El hombre sacudió la cabeza.

—Antes de marcharse tendrá que facilitar su información de contacto a mis compañeros.

—Ningún problema.

—¿Había trabajado antes para el señor Cafferty?

El hombre sacudió de nuevo la cabeza.

—Pero sabe quién es, ¿verdad? Entonces, no es descabellado que se haya producido un tiroteo...

—Me ha dicho que ha tropezado y se ha caído contra el cristal. Sucede a menudo.

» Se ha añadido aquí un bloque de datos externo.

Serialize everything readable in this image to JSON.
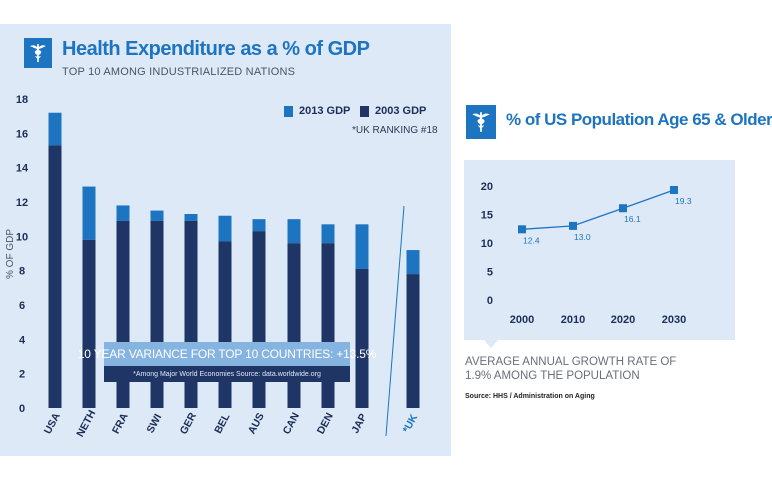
{
  "left_chart": {
    "title": "Health Expenditure as a % of GDP",
    "subtitle": "TOP 10 AMONG INDUSTRIALIZED NATIONS",
    "legend_2013": "2013 GDP",
    "legend_2003": "2003 GDP",
    "uk_ranking": "*UK RANKING #18",
    "variance_label": "10 YEAR VARIANCE FOR TOP 10 COUNTRIES: +13.5%",
    "variance_note": "*Among Major World Economies   Source: data.worldwide.org",
    "colors": {
      "gdp_2013": "#1d74c1",
      "gdp_2003": "#1f3566",
      "background": "#dde9f6"
    }
  },
  "right_chart": {
    "title": "% of US Population Age 65 & Older",
    "growth_text": "AVERAGE ANNUAL GROWTH RATE OF 1.9% AMONG THE POPULATION",
    "source": "Source: HHS / Administration on Aging",
    "colors": {
      "line": "#1d74c1",
      "background": "#dde9f6"
    }
  },
  "icons": {
    "logo": "caduceus-icon"
  },
  "chart_data": [
    {
      "type": "bar",
      "ylabel": "% OF GDP",
      "ylim": [
        0,
        18
      ],
      "yticks": [
        "0",
        "2",
        "4",
        "6",
        "8",
        "10",
        "12",
        "14",
        "16",
        "18"
      ],
      "categories": [
        "USA",
        "NETH",
        "FRA",
        "SWI",
        "GER",
        "BEL",
        "AUS",
        "CAN",
        "DEN",
        "JAP",
        "*UK"
      ],
      "series": [
        {
          "name": "2003 GDP",
          "values": [
            15.3,
            9.8,
            10.9,
            10.9,
            10.9,
            9.7,
            10.3,
            9.6,
            9.6,
            8.1,
            7.8
          ]
        },
        {
          "name": "2013 GDP",
          "values": [
            17.2,
            12.9,
            11.8,
            11.5,
            11.3,
            11.2,
            11.0,
            11.0,
            10.7,
            10.7,
            9.2
          ]
        }
      ],
      "grid": false,
      "legend_position": "top-right"
    },
    {
      "type": "line",
      "x": [
        "2000",
        "2010",
        "2020",
        "2030"
      ],
      "values": [
        12.4,
        13.0,
        16.1,
        19.3
      ],
      "data_labels": [
        "12.4",
        "13.0",
        "16.1",
        "19.3"
      ],
      "yticks": [
        "0",
        "5",
        "10",
        "15",
        "20"
      ],
      "ylim": [
        0,
        20
      ],
      "grid": false
    }
  ]
}
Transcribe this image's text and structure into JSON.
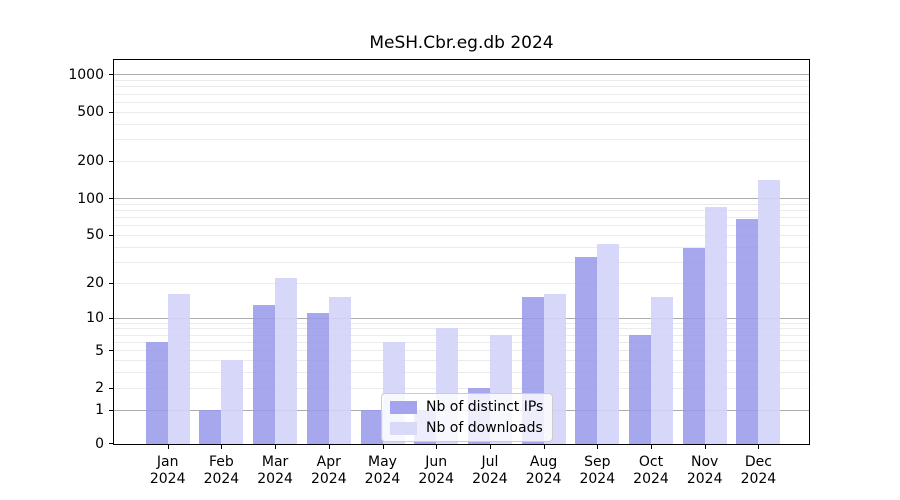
{
  "chart_data": {
    "type": "bar",
    "title": "MeSH.Cbr.eg.db 2024",
    "categories": [
      "Jan",
      "Feb",
      "Mar",
      "Apr",
      "May",
      "Jun",
      "Jul",
      "Aug",
      "Sep",
      "Oct",
      "Nov",
      "Dec"
    ],
    "category_year": "2024",
    "series": [
      {
        "name": "Nb of distinct IPs",
        "color": "#a4a4ee",
        "bar_rgba": "rgba(152,152,235,0.85)",
        "values": [
          6,
          1,
          13,
          11,
          1,
          1,
          2,
          15,
          33,
          7,
          39,
          68
        ]
      },
      {
        "name": "Nb of downloads",
        "color": "#d9d9f8",
        "bar_rgba": "rgba(211,211,248,0.9)",
        "values": [
          16,
          4,
          22,
          15,
          6,
          8,
          7,
          16,
          42,
          15,
          85,
          140
        ]
      }
    ],
    "xlabel": "",
    "ylabel": "",
    "yscale": "log1p",
    "ytick_values": [
      0,
      1,
      2,
      5,
      10,
      20,
      50,
      100,
      200,
      500,
      1000
    ],
    "ylim": [
      0,
      1300
    ],
    "grid": "horizontal major + minor log gridlines",
    "legend_position": "inside lower-center"
  }
}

—Imagino —terció Fox— que le habrá pagado bien para que viniera inmediatamente.

—En mi furgoneta pone «urgencias» porque me dedico a eso, a reparaciones de urgencia. Respuesta inmediata siempre que sea posible.

El hombre hundió el último clavo y evaluó su trabajo. Había una caja de herramientas en el suelo y un banco portátil, sobre el cual había serrado el tablón. En un recogedor estaban los fragmentos de cristal, los más grandes apilados unos encima de otros. Fox se había agachado a examinarlos; al levantarse, la mirada que lanzó a Clarke le indicó que no había visto nada relevante. Ella se volvió hacia la puerta, que parecía maciza, y pulsó el timbre media docena de veces. Al no hallar respuesta, se agachó a abrir el buzón.

—Soy la inspectora Clarke —dijo—. Siobhan Clarke. ¿Podemos hablar un momento, señor Cafferty?

—¡Vuelva con una orden judicial! —gritó una voz desde dentro.

Clarke se acercó al buzón y pudo ver una figura oscura en el pasillo.

—Ha hecho bien en apagar las luces —dijo—. Es un blanco más difícil. ¿Cree que volverán?

—¿De qué está hablando? ¿Ya ha vuelto a beber? Me han dicho que últimamente le ha cogido mucho cariño.

Clarke notó que la sangre le subía a las mejillas, pero logró contenerse al ver la reacción de Fox.

—Podría estar poniendo en peligro su vida y la de sus vecinos. Piénselo, por favor.

—Usted sueña. He chocado contra el cristal y se ha roto. Fin de la historia.

—Si lo que quiere es una orden judicial, puedo conseguir una.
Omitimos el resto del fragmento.